Velodyne Lidar’s Puck LITE LiDAR sensor has been integrated as the primary perception and mapping sensor in Emesent’s Autonomy Level 2 (AL2) technology, which is used in the company’s Hovermap mapping and autonomy payload for UAVs (unmanned aerial vehicles). The Puck LITE provides Hovermap with real-time perception abilities and high-accuracy 3D data, enabling autonomous drone flight in areas beyond visual line of sight (BVLOS) and without GPS connectivity.
The new AL2 technology is part of Emesent’s simultaneous localization and mapping (SLAM)-based autonomy stack, which allows drones to perform autonomous exploration, navigation and LiDAR mapping in hazardous and hard-to-access environments such as mines, civil construction works, telecommunications infrastructure and disaster response areas. Unmanned vehicles equipped with these capabilities can fly beyond communications range, self-navigate and avoid obstacles including thin wires and branches. AL2 can be operated from take-off to landing by setting smart waypoints in a live 3D map streamed to a tablet, allowing operators to remain a safe distance from hazards.

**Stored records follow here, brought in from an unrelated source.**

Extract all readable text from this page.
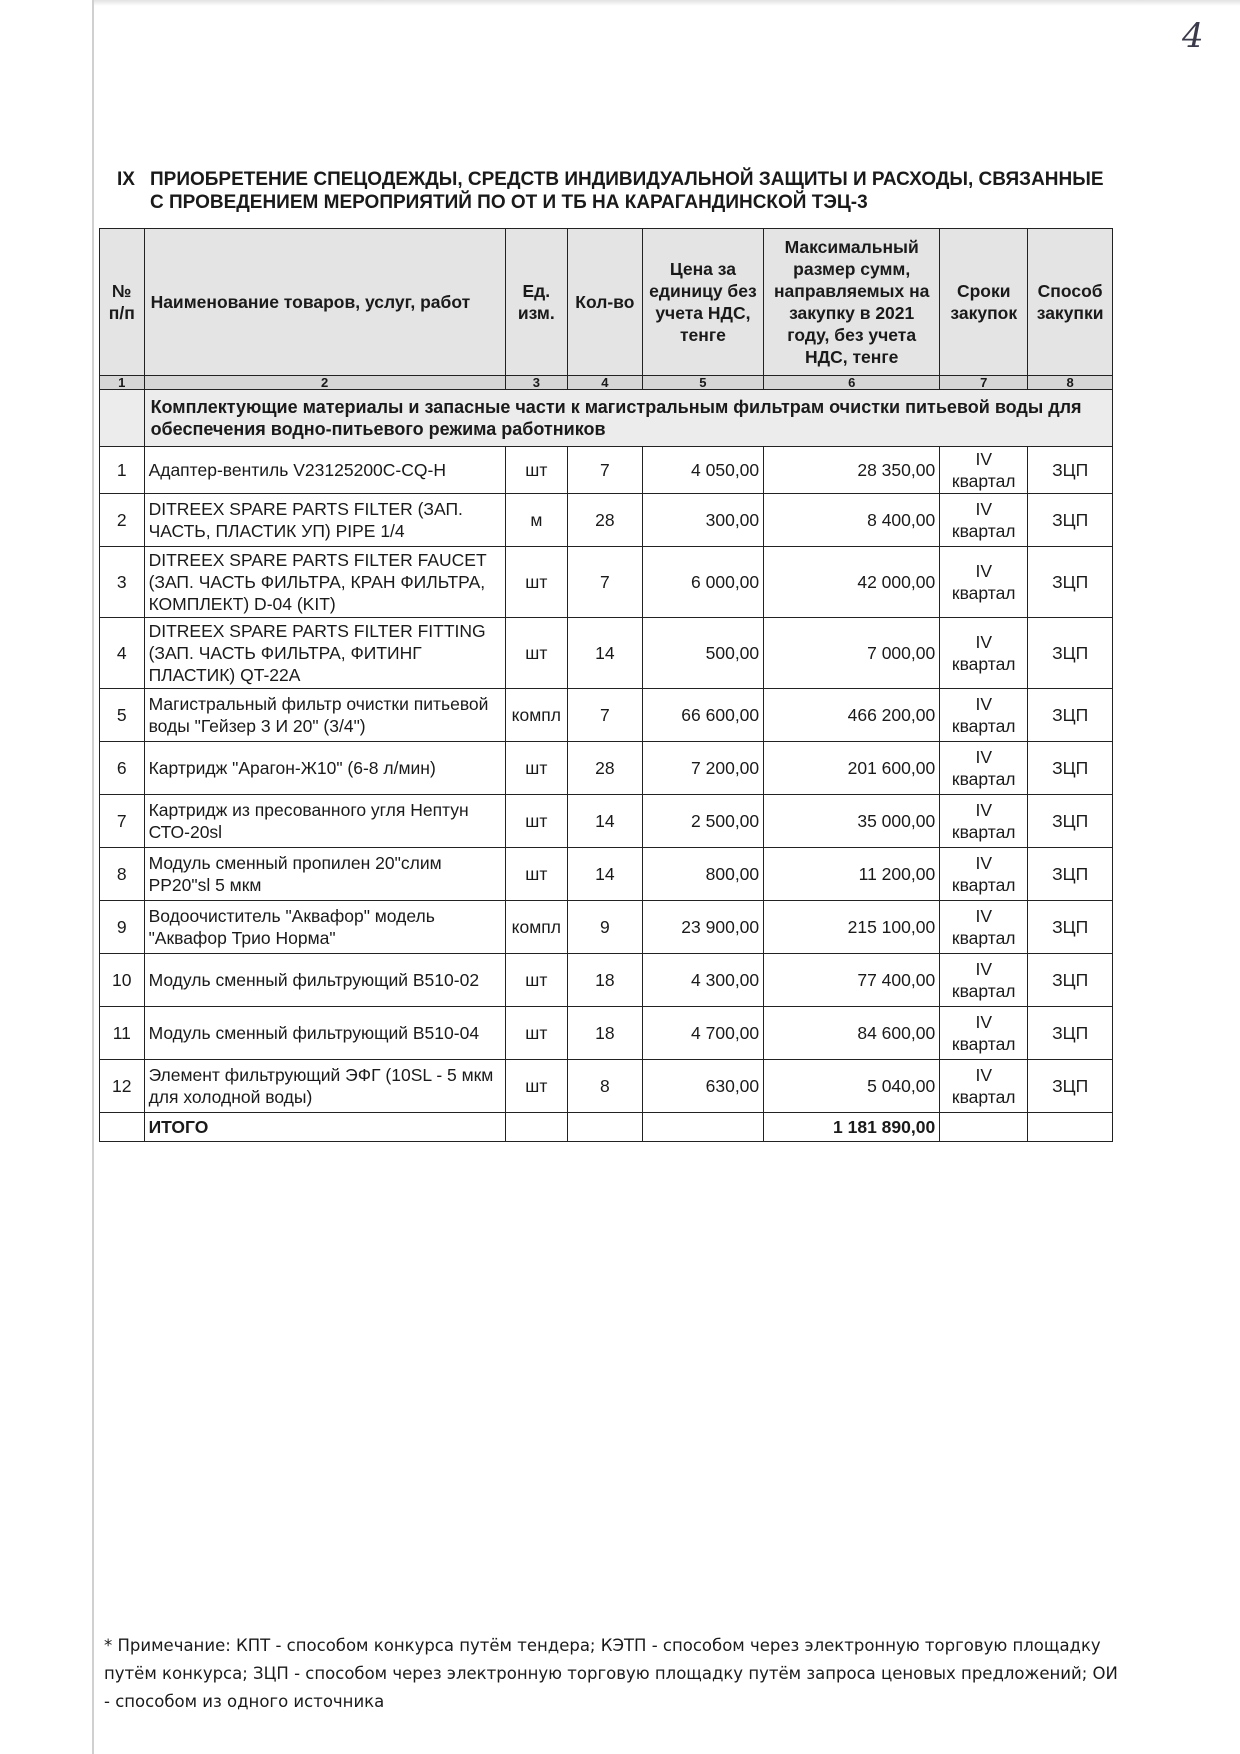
4
IX ПРИОБРЕТЕНИЕ СПЕЦОДЕЖДЫ, СРЕДСТВ ИНДИВИДУАЛЬНОЙ ЗАЩИТЫ И РАСХОДЫ, СВЯЗАННЫЕ С ПРОВЕДЕНИЕМ МЕРОПРИЯТИЙ ПО ОТ И ТБ НА КАРАГАНДИНСКОЙ ТЭЦ-3
№ п/п	Наименование товаров, услуг, работ	Ед. изм.	Кол-во	Цена за единицу без учета НДС, тенге	Максимальный размер сумм, направляемых на закупку в 2021 году, без учета НДС, тенге	Сроки закупок	Способ закупки
1	2	3	4	5	6	7	8
	Комплектующие материалы и запасные части к магистральным фильтрам очистки питьевой воды для обеспечения водно-питьевого режима работников						
1	Адаптер-вентиль V23125200C-CQ-H	шт	7	4 050,00	28 350,00	IV квартал	ЗЦП
2	DITREEX SPARE PARTS FILTER (ЗАП. ЧАСТЬ, ПЛАСТИК УП) PIPE 1/4	м	28	300,00	8 400,00	IV квартал	ЗЦП
3	DITREEX SPARE PARTS FILTER FAUCET (ЗАП. ЧАСТЬ ФИЛЬТРА, КРАН ФИЛЬТРА, КОМПЛЕКТ) D-04 (KIT)	шт	7	6 000,00	42 000,00	IV квартал	ЗЦП
4	DITREEX SPARE PARTS FILTER FITTING (ЗАП. ЧАСТЬ ФИЛЬТРА, ФИТИНГ ПЛАСТИК) QT-22A	шт	14	500,00	7 000,00	IV квартал	ЗЦП
5	Магистральный фильтр очистки питьевой воды "Гейзер 3 И 20" (3/4")	компл	7	66 600,00	466 200,00	IV квартал	ЗЦП
6	Картридж "Арагон-Ж10" (6-8 л/мин)	шт	28	7 200,00	201 600,00	IV квартал	ЗЦП
7	Картридж из пресованного угля Нептун СТО-20sl	шт	14	2 500,00	35 000,00	IV квартал	ЗЦП
8	Модуль сменный пропилен 20"слим PP20"sl 5 мкм	шт	14	800,00	11 200,00	IV квартал	ЗЦП
9	Водоочиститель "Аквафор" модель "Аквафор Трио Норма"	компл	9	23 900,00	215 100,00	IV квартал	ЗЦП
10	Модуль сменный фильтрующий B510-02	шт	18	4 300,00	77 400,00	IV квартал	ЗЦП
11	Модуль сменный фильтрующий B510-04	шт	18	4 700,00	84 600,00	IV квартал	ЗЦП
12	Элемент фильтрующий ЭФГ (10SL - 5 мкм для холодной воды)	шт	8	630,00	5 040,00	IV квартал	ЗЦП
	ИТОГО				1 181 890,00		
* Примечание: КПТ - способом конкурса путём тендера; КЭТП - способом через электронную торговую площадку путём конкурса; ЗЦП - способом через электронную торговую площадку путём запроса ценовых предложений; ОИ - способом из одного источника
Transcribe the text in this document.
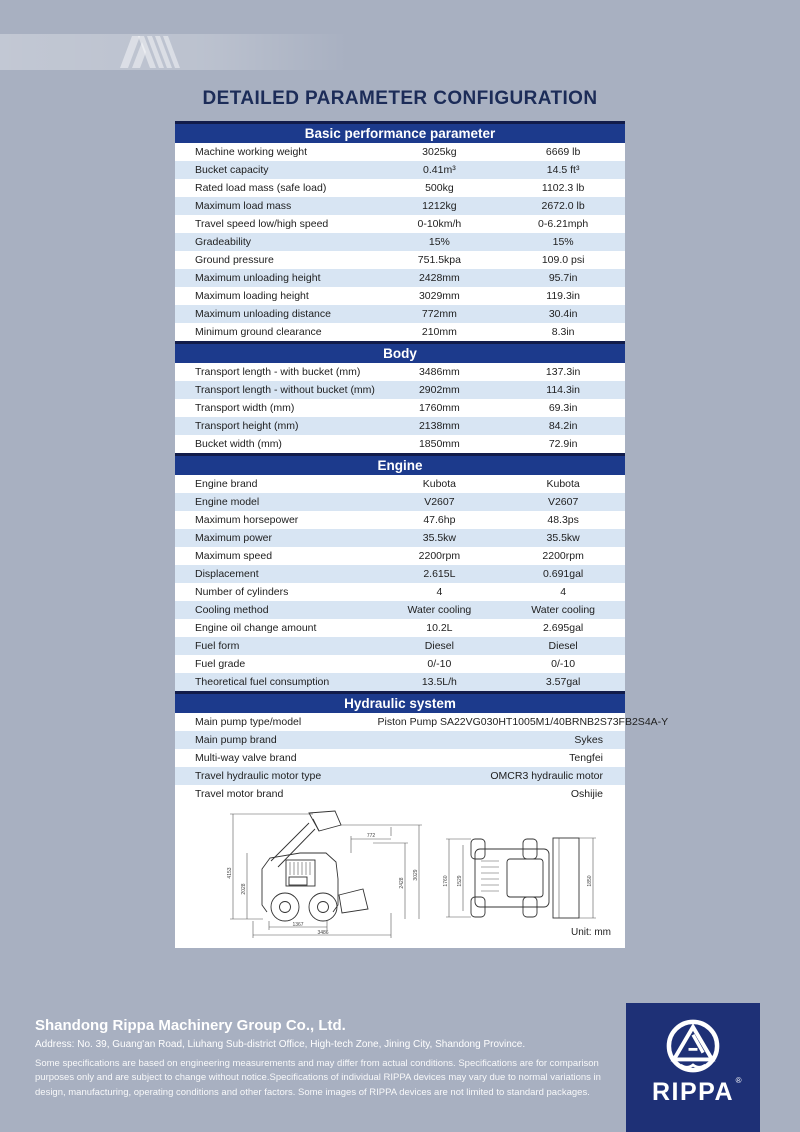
DETAILED PARAMETER CONFIGURATION
Basic performance parameter
Machine working weight	3025kg	6669 lb
Bucket capacity	0.41m³	14.5 ft³
Rated load mass (safe load)	500kg	1102.3 lb
Maximum load mass	1212kg	2672.0 lb
Travel speed low/high speed	0-10km/h	0-6.21mph
Gradeability	15%	15%
Ground pressure	751.5kpa	109.0 psi
Maximum unloading height	2428mm	95.7in
Maximum loading height	3029mm	119.3in
Maximum unloading distance	772mm	30.4in
Minimum ground clearance	210mm	8.3in
Body
Transport length - with bucket (mm)	3486mm	137.3in
Transport length - without bucket (mm)	2902mm	114.3in
Transport width (mm)	1760mm	69.3in
Transport height (mm)	2138mm	84.2in
Bucket width (mm)	1850mm	72.9in
Engine
Engine brand	Kubota	Kubota
Engine model	V2607	V2607
Maximum horsepower	47.6hp	48.3ps
Maximum power	35.5kw	35.5kw
Maximum speed	2200rpm	2200rpm
Displacement	2.615L	0.691gal
Number of cylinders	4	4
Cooling method	Water cooling	Water cooling
Engine oil change amount	10.2L	2.695gal
Fuel form	Diesel	Diesel
Fuel grade	0/-10	0/-10
Theoretical fuel consumption	13.5L/h	3.57gal
Hydraulic system
Main pump type/model	Piston Pump SA22VG030HT1005M1/40BRNB2S73FB2S4A-Y
Main pump brand	Sykes
Multi-way valve brand	Tengfei
Travel hydraulic motor type	OMCR3 hydraulic motor
Travel motor brand	Oshijie
4153
2028
772
3029
2428
1367
3486
1760 1529	1850
Unit: mm
Shandong Rippa Machinery Group Co., Ltd.
Address: No. 39, Guang'an Road, Liuhang Sub-district Office, High-tech Zone, Jining City, Shandong Province.
Some specifications are based on engineering measurements and may differ from actual conditions. Specifications are for comparison purposes only and are subject to change without notice.Specifications of individual RIPPA devices may vary due to normal variations in design, manufacturing, operating conditions and other factors. Some images of RIPPA devices are not limited to standard packages.	RIPPA ®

Velodyne Puck LITE sensors deliver high-resolution LiDAR imagery that can be used to measure and analyze indoor and outdoor environments. Designed for applications that require a sensor with a low weight and compact size, the Puck LITE delivers high resolution and performance for unmanned systems and mobile sensing applications. It provides a full 360-degree environmental view to deliver real-time 3D data, which can be used by companies to gain better data insights on how to make mines and other environments safe.
In the United States, the Federal Aviation Administration (FAA) currently places restrictions on BVLOS drone operations. Emesent’s technology innovation could potentially help further safe, autonomous drone flight for a wide variety of industries.
Dr. Stefan Hrabar, Emesent CEO, commented: “The Velodyne Puck LITE is simply a sensational sensor for creating drone-based mapping and autonomy solutions because of its compact size, light weight and performance – all critical for drone-mounted systems. The sensor was an essential ingredient in helping us to create game-changing new technology that can obtain vital data in challenging environments in real time without risking the machine or operator safety.”
Jon Barad, Vice President of Business Development at Velodyne Lidar, stated: “Emesent’s innovative use of Velodyne’s lidar sensors is helping to deliver valuable data and insights that were previously impossible to access. In addition to what they provide today to the mining, infrastructure, survey and mapping industries, it is exciting to consider how this innovation will help usher in a new era of autonomous drone operation across a variety of other industries.”
Emesent is an Automated with Velodyne partner, working on state-of-the-art drone autonomy technologies for GPS-denied environments. The company recently placed fourth in the urban circuit of the DARPA SubterraneanChallenge together with the Robotics and Autonomous Systems Group at the Commonwealth Scientific and Industrial Research Organization (CSIRO) and Georgia Institute of Technology.